The assignments of error on the rulings on special demurrer are not argued, but from what has hereinabove been said it is obvious that the paragraphs objected to as conclusions are sufficient, when considered with the remaining allegations of fact in the petition, to withstand this criticism. Saliba v. Saliba, 202 Ga. 279 (9) (42 S. E. 2d 748).
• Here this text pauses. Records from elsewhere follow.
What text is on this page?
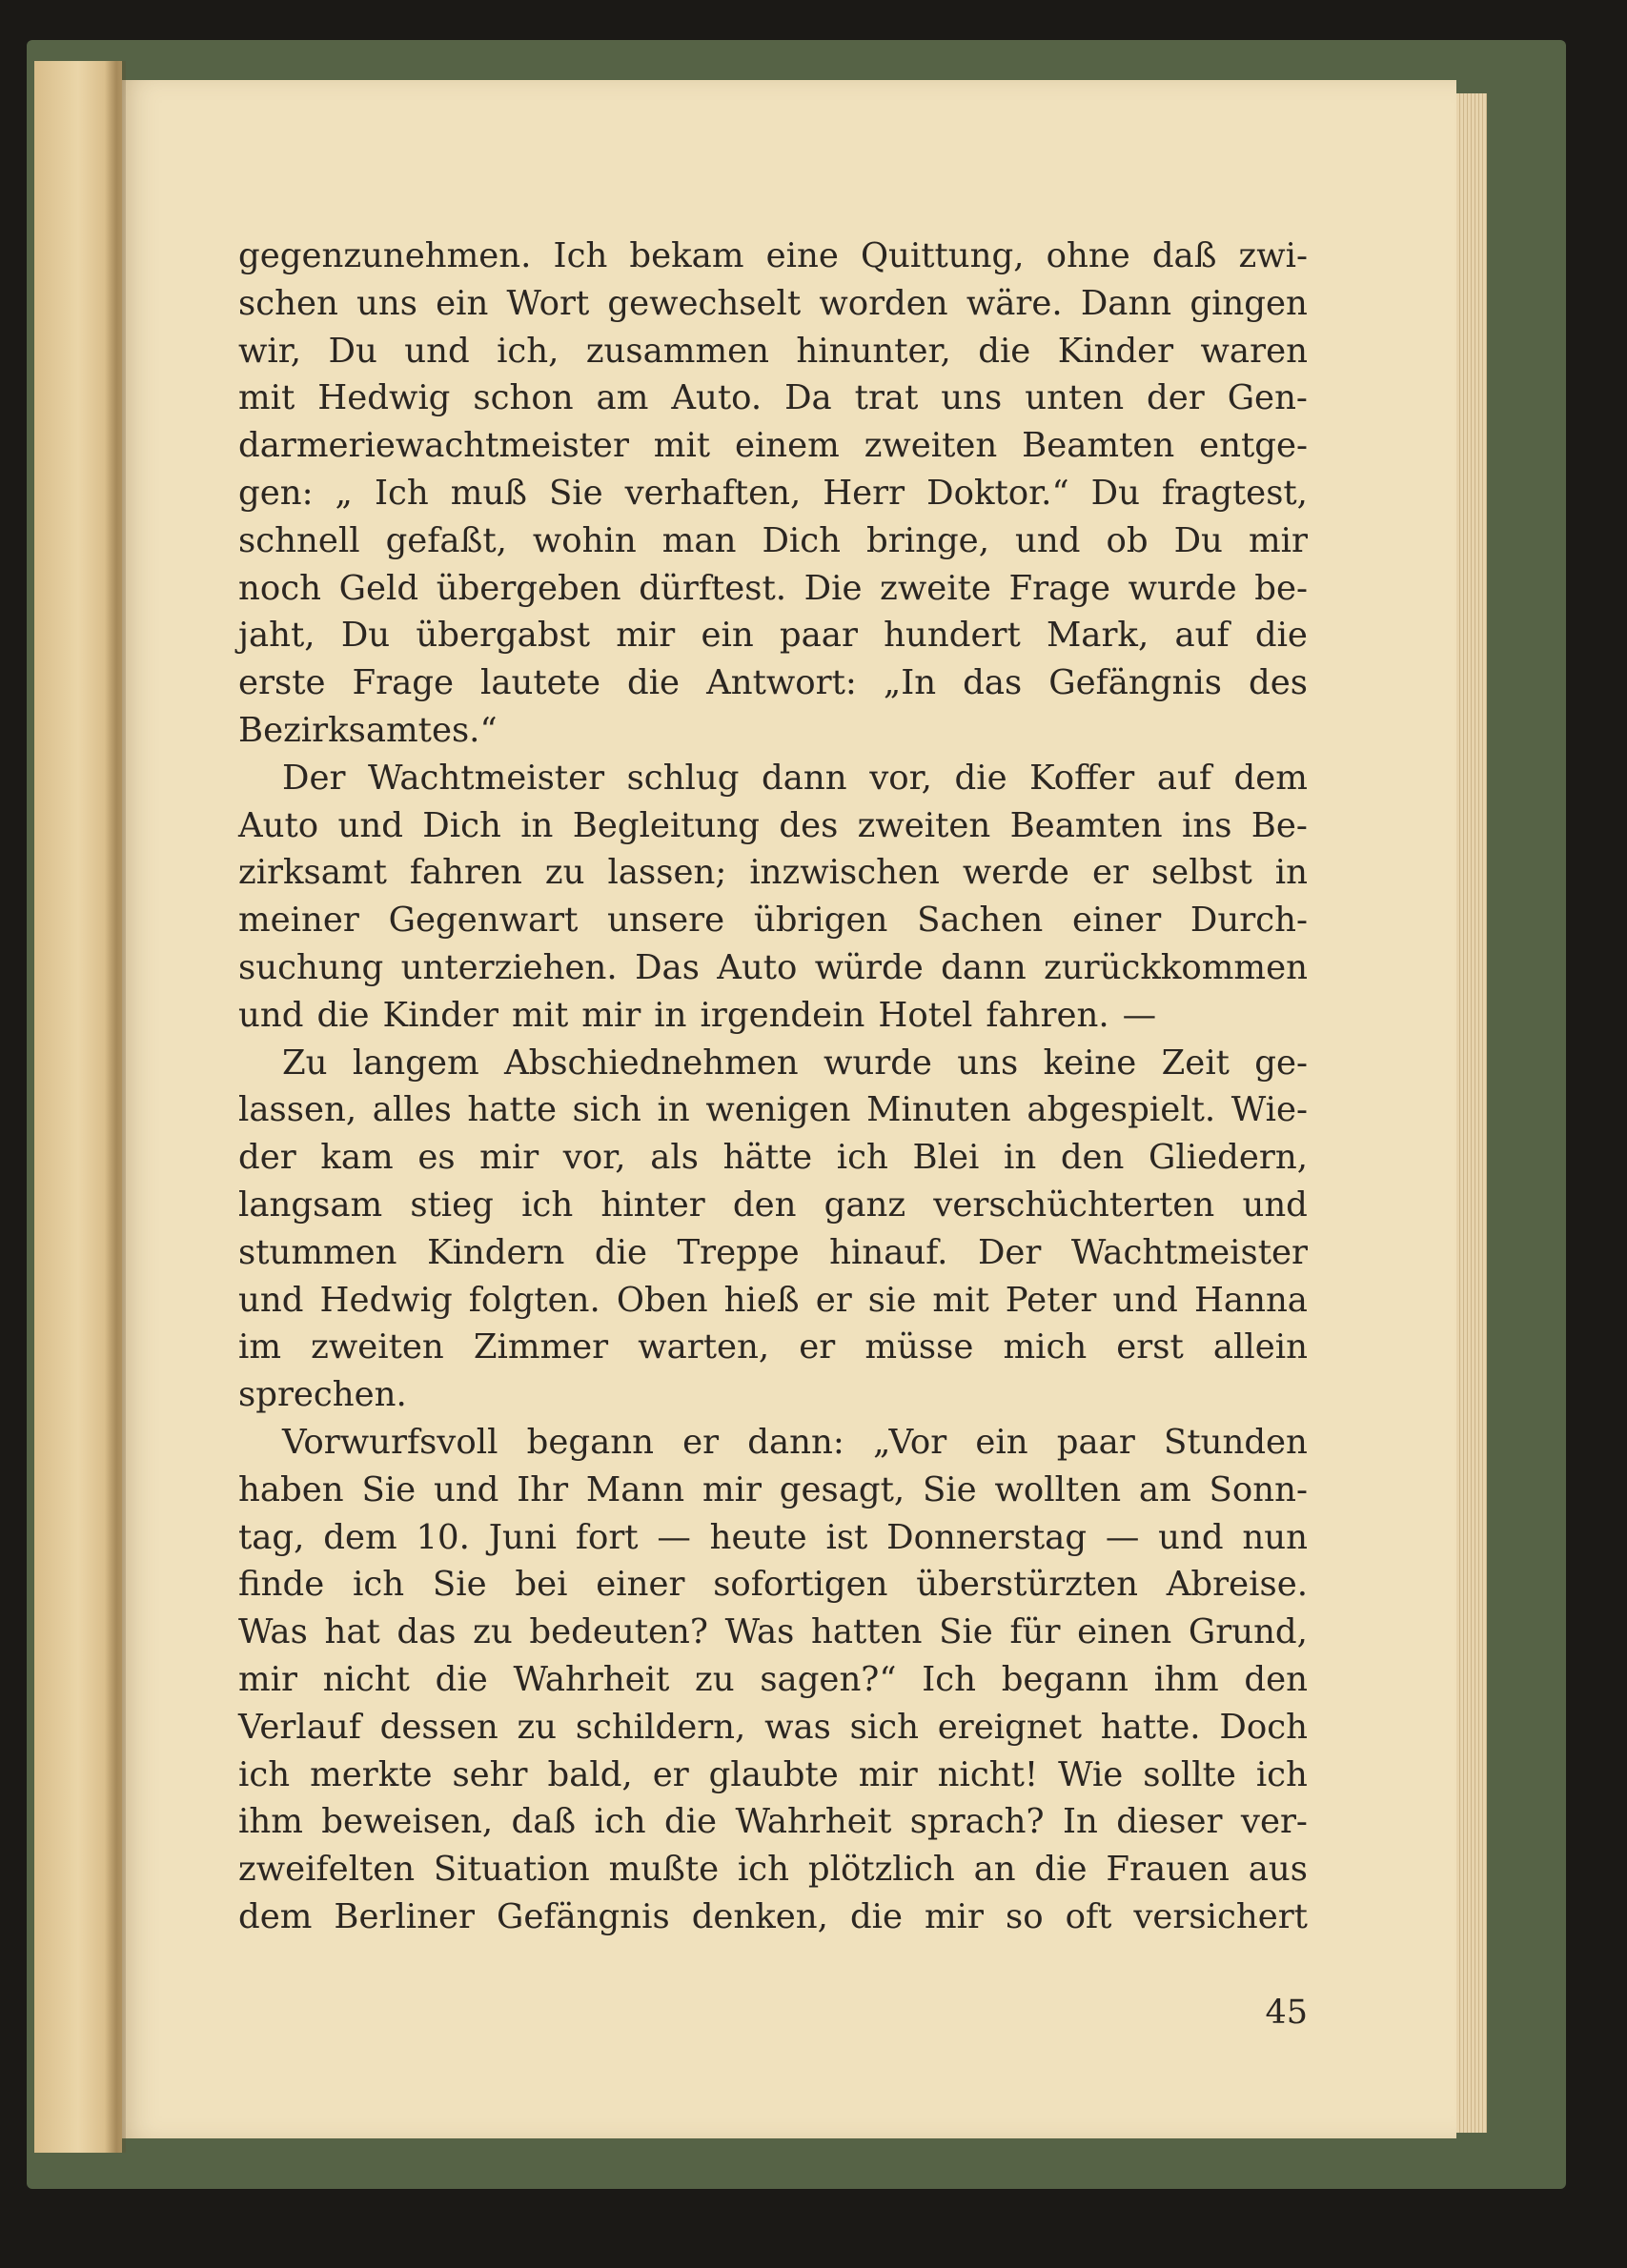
gegenzunehmen. Ich bekam eine Quittung, ohne daß zwi-
schen uns ein Wort gewechselt worden wäre. Dann gingen
wir, Du und ich, zusammen hinunter, die Kinder waren
mit Hedwig schon am Auto. Da trat uns unten der Gen-
darmeriewachtmeister mit einem zweiten Beamten entge-
gen: „ Ich muß Sie verhaften, Herr Doktor.“ Du fragtest,
schnell gefaßt, wohin man Dich bringe, und ob Du mir
noch Geld übergeben dürftest. Die zweite Frage wurde be-
jaht, Du übergabst mir ein paar hundert Mark, auf die
erste Frage lautete die Antwort: „In das Gefängnis des
Bezirksamtes.“
Der Wachtmeister schlug dann vor, die Koffer auf dem
Auto und Dich in Begleitung des zweiten Beamten ins Be-
zirksamt fahren zu lassen; inzwischen werde er selbst in
meiner Gegenwart unsere übrigen Sachen einer Durch-
suchung unterziehen. Das Auto würde dann zurückkommen
und die Kinder mit mir in irgendein Hotel fahren. —
Zu langem Abschiednehmen wurde uns keine Zeit ge-
lassen, alles hatte sich in wenigen Minuten abgespielt. Wie-
der kam es mir vor, als hätte ich Blei in den Gliedern,
langsam stieg ich hinter den ganz verschüchterten und
stummen Kindern die Treppe hinauf. Der Wachtmeister
und Hedwig folgten. Oben hieß er sie mit Peter und Hanna
im zweiten Zimmer warten, er müsse mich erst allein
sprechen.
Vorwurfsvoll begann er dann: „Vor ein paar Stunden
haben Sie und Ihr Mann mir gesagt, Sie wollten am Sonn-
tag, dem 10. Juni fort — heute ist Donnerstag — und nun
finde ich Sie bei einer sofortigen überstürzten Abreise.
Was hat das zu bedeuten? Was hatten Sie für einen Grund,
mir nicht die Wahrheit zu sagen?“ Ich begann ihm den
Verlauf dessen zu schildern, was sich ereignet hatte. Doch
ich merkte sehr bald, er glaubte mir nicht! Wie sollte ich
ihm beweisen, daß ich die Wahrheit sprach? In dieser ver-
zweifelten Situation mußte ich plötzlich an die Frauen aus
dem Berliner Gefängnis denken, die mir so oft versichert
45
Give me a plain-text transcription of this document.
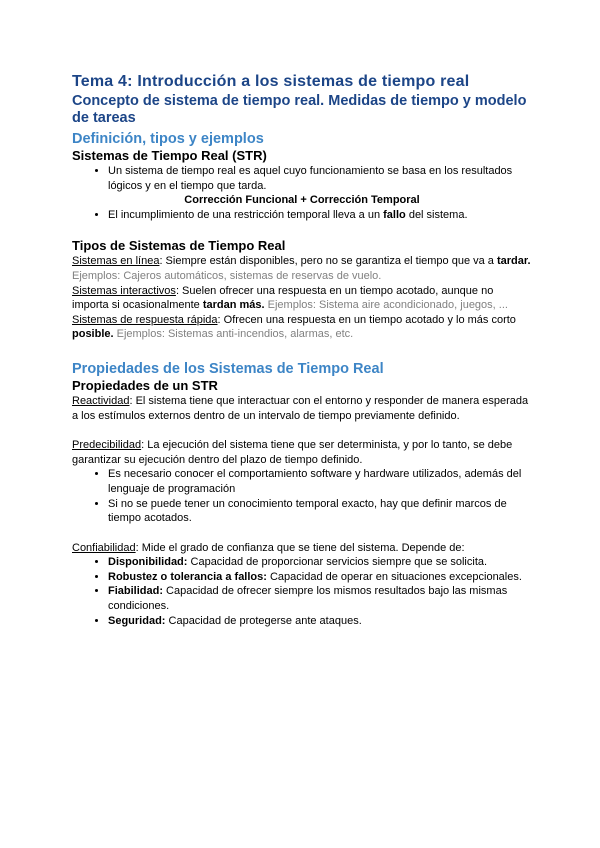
Tema 4: Introducción a los sistemas de tiempo real
Concepto de sistema de tiempo real. Medidas de tiempo y modelo de tareas
Definición, tipos y ejemplos
Sistemas de Tiempo Real (STR)
• Un sistema de tiempo real es aquel cuyo funcionamiento se basa en los resultados lógicos y en el tiempo que tarda.
Corrección Funcional + Corrección Temporal
• El incumplimiento de una restricción temporal lleva a un fallo del sistema.
Tipos de Sistemas de Tiempo Real

Sistemas en línea: Siempre están disponibles, pero no se garantiza el tiempo que va a tardar. Ejemplos: Cajeros automáticos, sistemas de reservas de vuelo.

Sistemas interactivos: Suelen ofrecer una respuesta en un tiempo acotado, aunque no importa si ocasionalmente tardan más. Ejemplos: Sistema aire acondicionado, juegos, ...

Sistemas de respuesta rápida: Ofrecen una respuesta en un tiempo acotado y lo más corto posible. Ejemplos: Sistemas anti-incendios, alarmas, etc.

Propiedades de los Sistemas de Tiempo Real
Propiedades de un STR

Reactividad: El sistema tiene que interactuar con el entorno y responder de manera esperada a los estímulos externos dentro de un intervalo de tiempo previamente definido.

Predecibilidad: La ejecución del sistema tiene que ser determinista, y por lo tanto, se debe garantizar su ejecución dentro del plazo de tiempo definido.

• Es necesario conocer el comportamiento software y hardware utilizados, además del lenguaje de programación
• Si no se puede tener un conocimiento temporal exacto, hay que definir marcos de tiempo acotados.

Confiabilidad: Mide el grado de confianza que se tiene del sistema. Depende de:

• Disponibilidad: Capacidad de proporcionar servicios siempre que se solicita.
• Robustez o tolerancia a fallos: Capacidad de operar en situaciones excepcionales.
• Fiabilidad: Capacidad de ofrecer siempre los mismos resultados bajo las mismas condiciones.
• Seguridad: Capacidad de protegerse ante ataques.
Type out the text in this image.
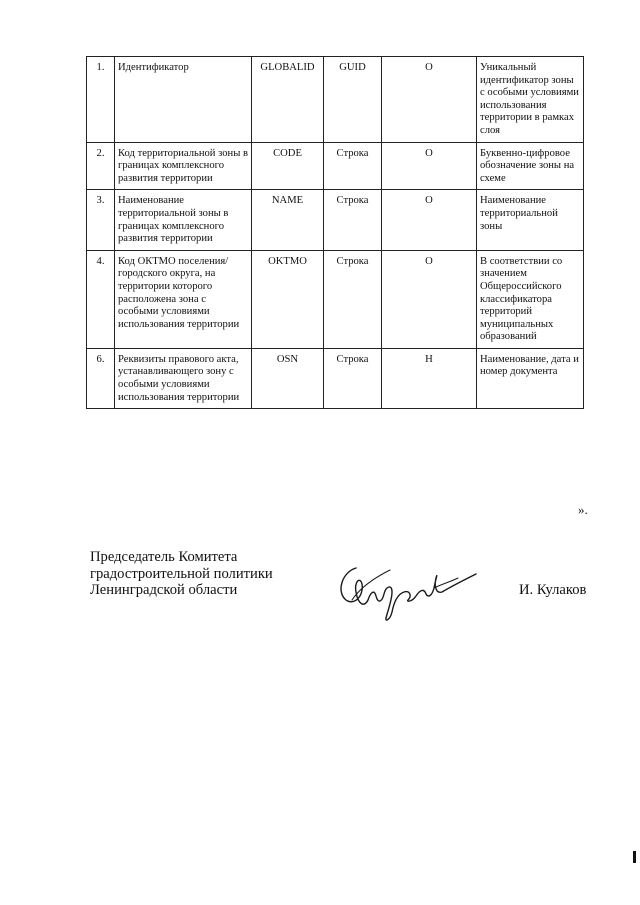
1.	Идентификатор	GLOBALID	GUID	О	Уникальный идентификатор зоны с особыми условиями использования территории в рамках слоя
2.	Код территориальной зоны в границах комплексного развития территории	CODE	Строка	О	Буквенно-цифровое обозначение зоны на схеме
3.	Наименование территориальной зоны в границах комплексного развития территории	NAME	Строка	О	Наименование территориальной зоны
4.	Код ОКТМО поселения/городского округа, на территории которого расположена зона с особыми условиями использования территории	OKTMO	Строка	О	В соответствии со значением Общероссийского классификатора территорий муниципальных образований
6.	Реквизиты правового акта, устанавливающего зону с особыми условиями использования территории	OSN	Строка	Н	Наименование, дата и номер документа
».
Председатель Комитета
градостроительной политики
Ленинградской области	И. Кулаков
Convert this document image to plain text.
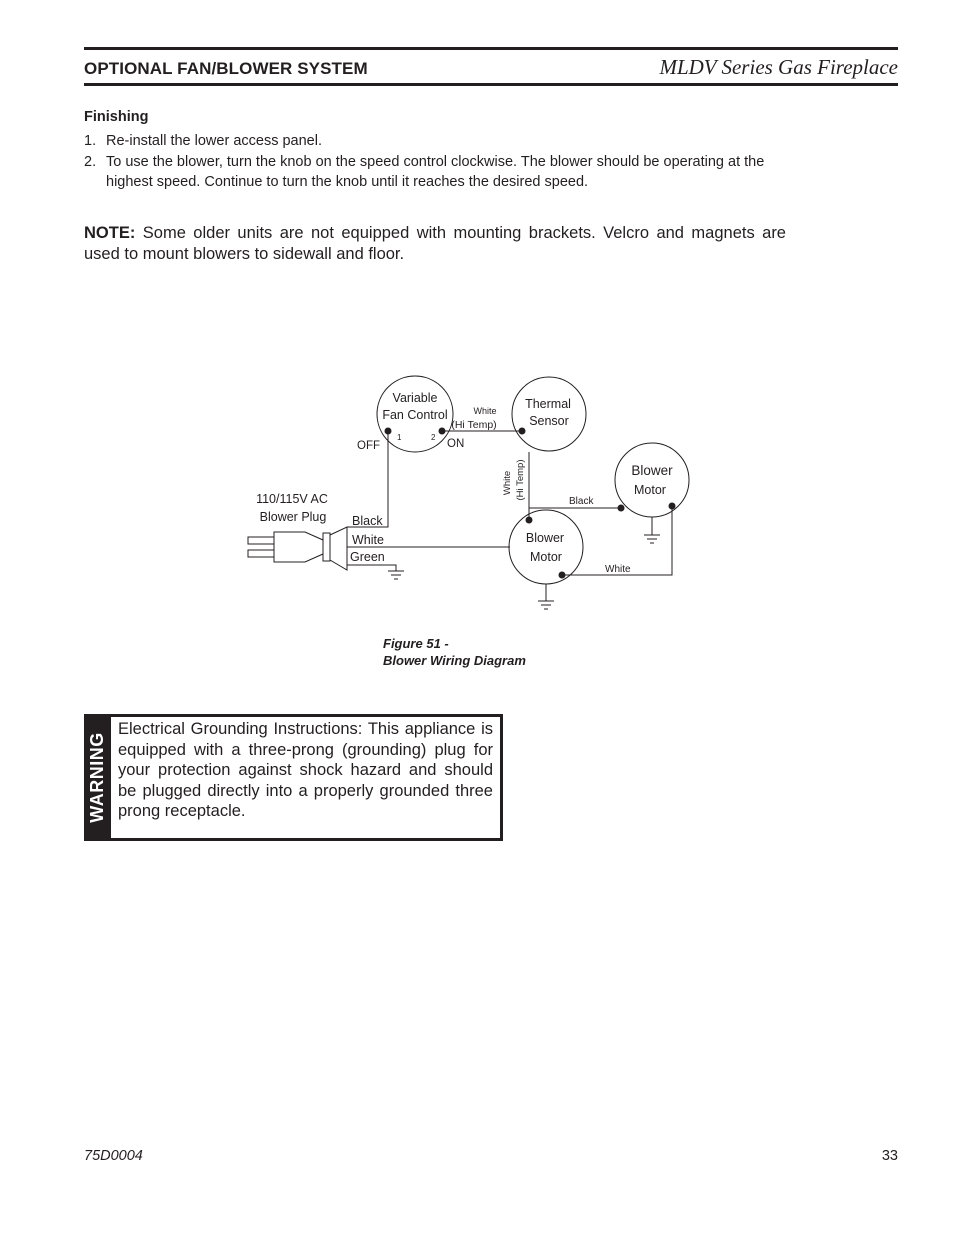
OPTIONAL FAN/BLOWER SYSTEM	MLDV Series Gas Fireplace
Finishing
1. Re-install the lower access panel.
2. To use the blower, turn the knob on the speed control clockwise. The blower should be operating at the highest speed. Continue to turn the knob until it reaches the desired speed.
NOTE: Some older units are not equipped with mounting brackets. Velcro and magnets are used to mount blowers to sidewall and floor.
Variable
Fan Control
1	2
OFF	ON
White
(Hi Temp)
Thermal
Sensor
White (Hi Temp)	Blower
Motor
Black
Blower
Motor
White
110/115V AC
Blower Plug Black
White
Green
Figure 51 -
Blower Wiring Diagram
WARNING
Electrical Grounding Instructions: This appliance is equipped with a three-prong (grounding) plug for your protection against shock hazard and should be plugged directly into a properly grounded three prong receptacle.
75D0004	33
Also since, as above pointed out, the duty of a hospital toward its patients in view of its knowledge of their physical condition is relevant and material in considering the care owing by the defendant under the circumstances, paragraph 24 of the petition, setting out such duty in general terms, was not subject to. criticism on the ground that it was a conclusion or that it did not state correctly a legal duty on the part of the defendant.
The trial court erred in sustaining the general and special demurrers to the petition.

Judgment reversed.

Felton, C. J., Carlisle, Quillian and Nichols, JJ., concur. Gardner, P. J., dissents.